Oxidative stress is known to be related to the pathogenesis of various malignant cancers, and this review specifically discussed the effects of biomolecules associated with ROS production in representative female cancers. We focused on ROS effects on apoptosis and cell proliferation in CC, OC, and EC.

First, we reviewed that the occurrence of ROS is crucial to the development of cancer (initiation, promotion, and progression) as shown in Fig. 1. Initiation, the first step, was shown to maintain the homeostasis of ROS against imbalance of ROS and to regulate protein kinases, which have diverse cellular functions.
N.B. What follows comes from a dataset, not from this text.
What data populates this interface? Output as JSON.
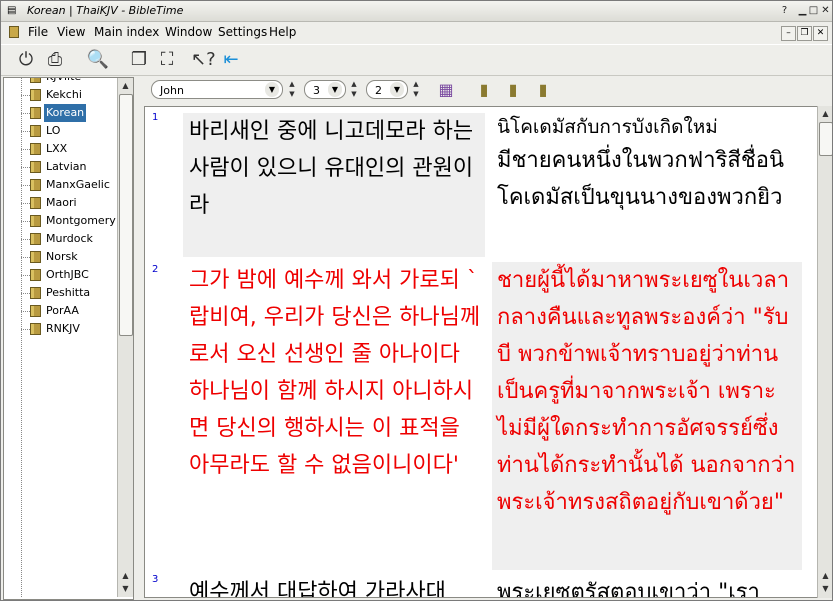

Promotion, the second step, is related to DNA damage and induction of mutations appearing in cellular signaling pathway by ROS. Progression, the third step, appears to activate EMT-related genes and other intracellular signaling pathway markers by ROS.

According to a great deal of research data, the formation of ROS indicates various responses in gynecological cancers through activation of the signal transduction pathway as shown in Table 1. The current pathological evidence suggests that there is a correlation between the production of ROS and the progression of female cancers.

Table 1

Outcomes of various biomolecular pathways resulting from the production of ROS in gynecological cancers

Cancer	Biomolecular process related to ROS	Reference
Choriocarcinoma cancer	• Inhibition of cell proliferation via cell cycle arrest and mitochondrial dysfunction	(39–41)
	• EMT through controlling the cell cycle and migration ability	(43)
Ovarian cancer	• Apoptosis through inhibition of NADPH oxidase	(10)
Endometrial cancer	• Apoptosis via activation of the ERK and JNK pathways	(56, 58)
	• Inhibition of cell proliferation via activation of p38	(57)
	• Metastasis or invasion via EMT-related transcription factors	(59)

Currently, there is a need for further investigation to understand the biological and pathological features of ROS in female cancers because ROS-related effects are not uniform, and are instead associated with cancer progression and cancer cell death depending on the cancer types and ROS formation conditions. Therefore, understanding how the imbalance of ROS regulation affects the developmental tendency of cancer can help develop strategies that interfere with cancer development. Further information regarding this content will provide useful predictive factors and potential therapeutic targets for female cancer patients undergoing chemotherapy related to ROS intervention.